One hundred million years ago at Lightning Ridge, a big dinosaur with hideous hand claws roamed the forests. This was a frightening huntsman that caught and slashed its quarry with claws like grappling hooks.

The bone is decomposed along one surface, but when absolute it would have been about 15 centimeters extended.

“We can recognize it by comparing it to extra scrape bones in the AOC set, and by referring to dinosaurs from elsewhere in Australia and overseas,” Elizabeth said.

The Carters Rush dinosaur was maybe four metres lengthy and up to three metres high at the trendy, same in size to Allosaurus from North America. This is the main theropod dinosaur ever exposed in NSW, and one of Australia’s biggest therapies.

Tuesday, March 6, 2012

Awesome Dino had comical Arms

Dinosaurs Arms
With its blade-like teeth and frightening claws, Majungasaurus crenatissimus was one of the world’s most formidable predators, but new study reveals that it also obsessed some of the animal kingdom's negligible and most peculiar arms.

Tyrannosaurus rex and other well known greedy dinosaurs also had condensed forelimbs. While Majungasaurus, which lived 66 million years ago in Madagascar, was not a close T. rex family member, some lifestyle factors might have caused them to develop convinced similarities.

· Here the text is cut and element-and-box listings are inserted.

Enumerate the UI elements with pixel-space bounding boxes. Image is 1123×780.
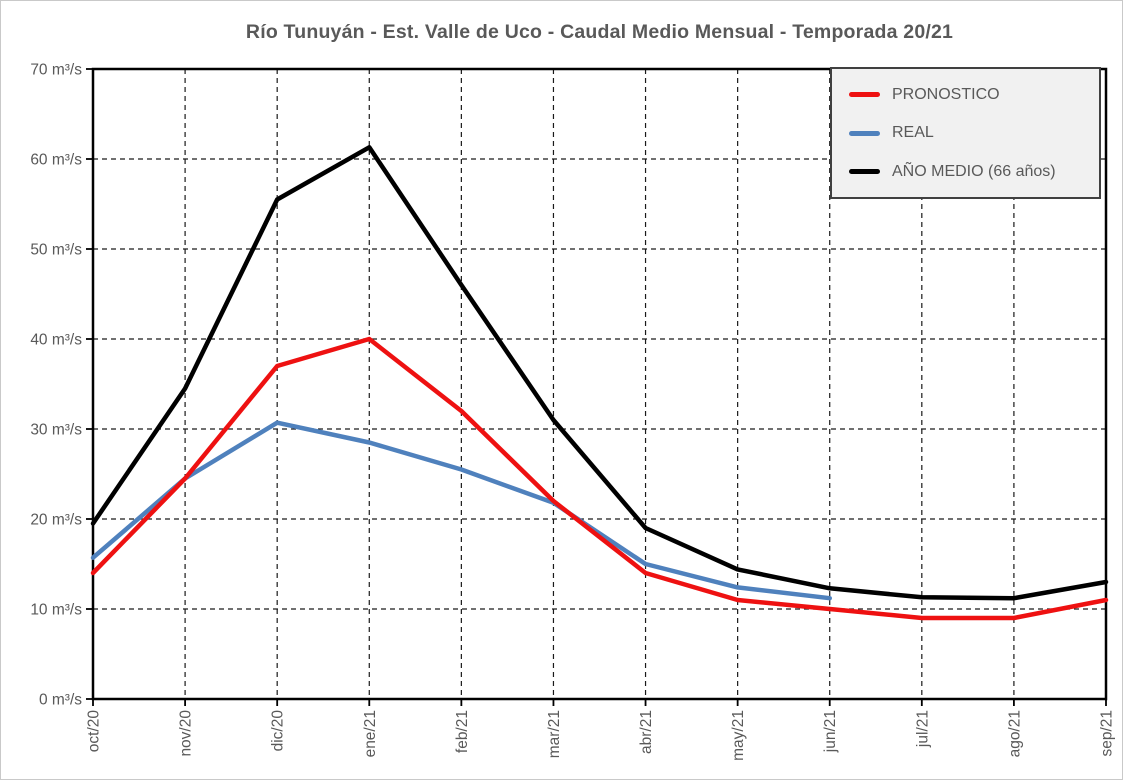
legend-item: REAL bbox=[832, 120, 1099, 146]
x-axis-label: may/21 bbox=[730, 710, 747, 761]
x-axis-label: abr/21 bbox=[638, 710, 655, 754]
legend-item: PRONOSTICO bbox=[832, 82, 1099, 108]
legend-label: AÑO MEDIO (66 años) bbox=[892, 162, 1056, 180]
series-line-pronostico bbox=[90, 336, 1109, 621]
x-axis-label: ago/21 bbox=[1006, 710, 1023, 757]
x-axis-label: feb/21 bbox=[454, 710, 471, 753]
series-line-a-o-medio-66-a-os bbox=[90, 145, 1109, 601]
plot-frame bbox=[91, 67, 1108, 701]
x-axis-label: nov/20 bbox=[178, 710, 195, 757]
legend-line-swatch bbox=[849, 169, 880, 174]
chart-title: Río Tunuyán - Est. Valle de Uco - Caudal… bbox=[245, 21, 954, 43]
legend-item: AÑO MEDIO (66 años) bbox=[832, 159, 1099, 185]
y-axis-label: 0 m³/s bbox=[39, 692, 82, 709]
x-axis-label: oct/20 bbox=[86, 710, 103, 753]
legend-line-swatch bbox=[849, 130, 880, 136]
y-axis-label: 70 m³/s bbox=[30, 62, 82, 79]
x-axis-label: sep/21 bbox=[1099, 710, 1116, 757]
y-axis-label: 30 m³/s bbox=[30, 422, 82, 439]
series-line-real bbox=[90, 420, 832, 601]
legend-line-swatch bbox=[849, 92, 880, 97]
x-axis-label: ene/21 bbox=[362, 710, 379, 757]
legend-label: REAL bbox=[892, 124, 934, 141]
y-axis-label: 40 m³/s bbox=[30, 332, 82, 349]
x-axis-label: jul/21 bbox=[914, 710, 931, 748]
y-axis-label: 20 m³/s bbox=[30, 512, 82, 529]
x-axis-label: jun/21 bbox=[822, 710, 839, 753]
chart-legend: PRONOSTICO REAL AÑO MEDIO (66 años) bbox=[830, 67, 1101, 199]
x-axis-label: mar/21 bbox=[546, 710, 563, 758]
y-axis-label: 10 m³/s bbox=[30, 602, 82, 619]
x-axis-label: dic/20 bbox=[270, 710, 287, 752]
legend-label: PRONOSTICO bbox=[892, 85, 1000, 103]
y-axis-label: 50 m³/s bbox=[30, 242, 82, 259]
y-axis-label: 60 m³/s bbox=[30, 152, 82, 169]
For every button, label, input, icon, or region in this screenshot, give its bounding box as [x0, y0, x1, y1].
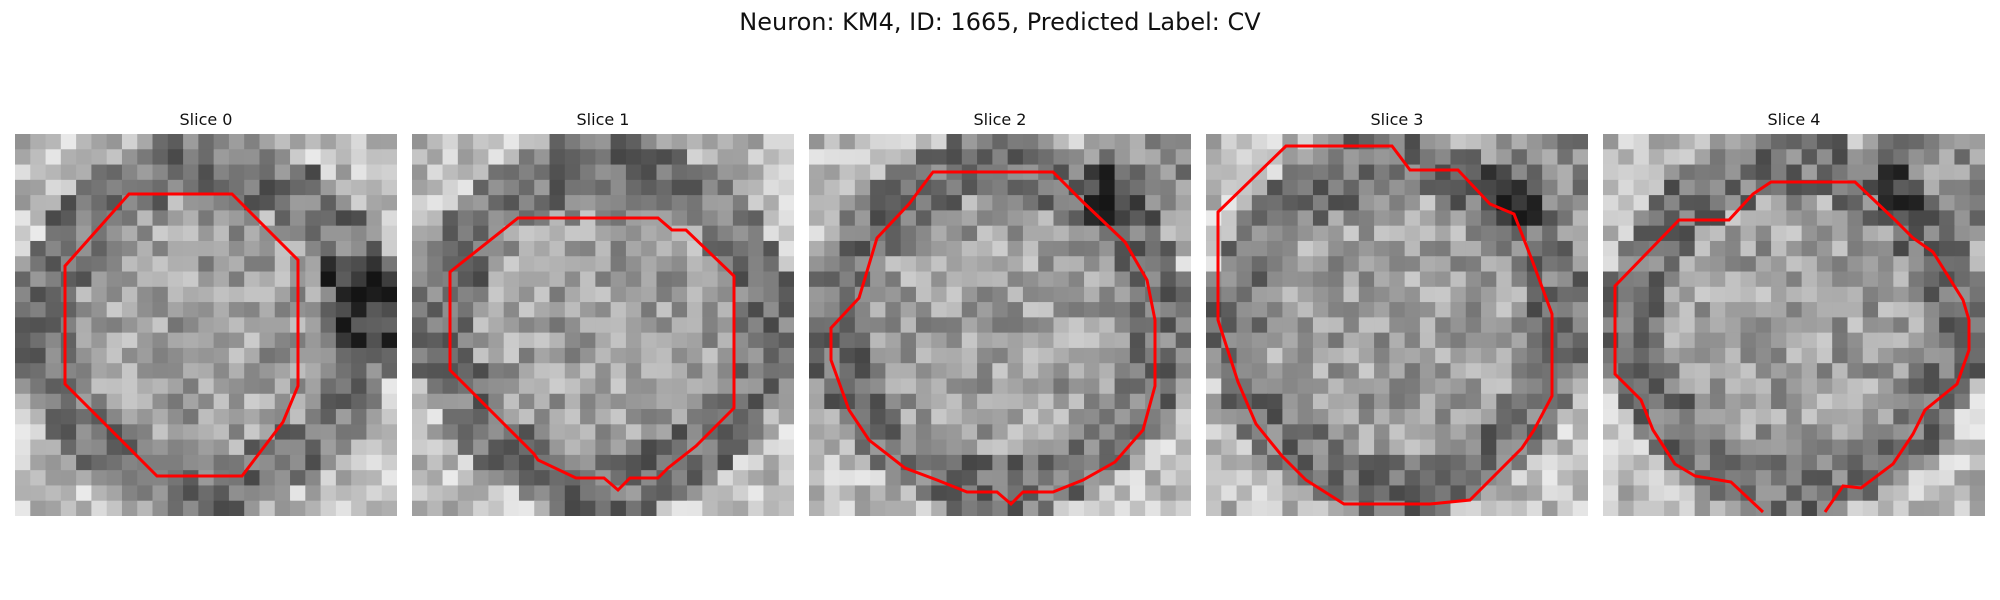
slice-image-1 — [412, 134, 794, 516]
grayscale-pixels-3 — [1206, 134, 1588, 516]
slice-image-3 — [1206, 134, 1588, 516]
slice-panel-1: Slice 1 — [412, 108, 794, 516]
grayscale-pixels-4 — [1603, 134, 1985, 516]
slice-image-0 — [15, 134, 397, 516]
slice-panel-0: Slice 0 — [15, 108, 397, 516]
contour-4 — [1613, 180, 1971, 514]
contour-0 — [63, 192, 300, 478]
figure-title: Neuron: KM4, ID: 1665, Predicted Label: … — [739, 8, 1261, 36]
grayscale-pixels-0 — [15, 134, 397, 516]
slice-panel-3: Slice 3 — [1206, 108, 1588, 516]
slice-title-2: Slice 2 — [973, 110, 1027, 129]
slice-title-3: Slice 3 — [1370, 110, 1424, 129]
slice-panel-4: Slice 4 — [1603, 108, 1985, 516]
slice-title-1: Slice 1 — [576, 110, 630, 129]
slice-image-4 — [1603, 134, 1985, 516]
slice-title-4: Slice 4 — [1767, 110, 1821, 129]
contour-1 — [448, 216, 736, 493]
grayscale-pixels-2 — [809, 134, 1191, 516]
slice-panel-2: Slice 2 — [809, 108, 1191, 516]
grayscale-pixels-1 — [412, 134, 794, 516]
slice-title-0: Slice 0 — [179, 110, 233, 129]
contour-2 — [829, 170, 1157, 507]
contour-3 — [1216, 144, 1554, 506]
slice-image-2 — [809, 134, 1191, 516]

"The development of small arms in greedy dinosaur’s remains secrecy, but fossils like this is a significant sign in understanding the process,"

"Only by discovering the stops foremost from 'normal' longer arms in the family forms, to the short and strange ones in Majungasaurus and its close relatives, can we trust to clarify the evolutionary series and its causes."

The forearm skeletons are only a quarter of the length of the higher arm bones, but would have been broad and brawny. The wrist bones, however, aren't even ossified, and the short fingers probably lacked claws.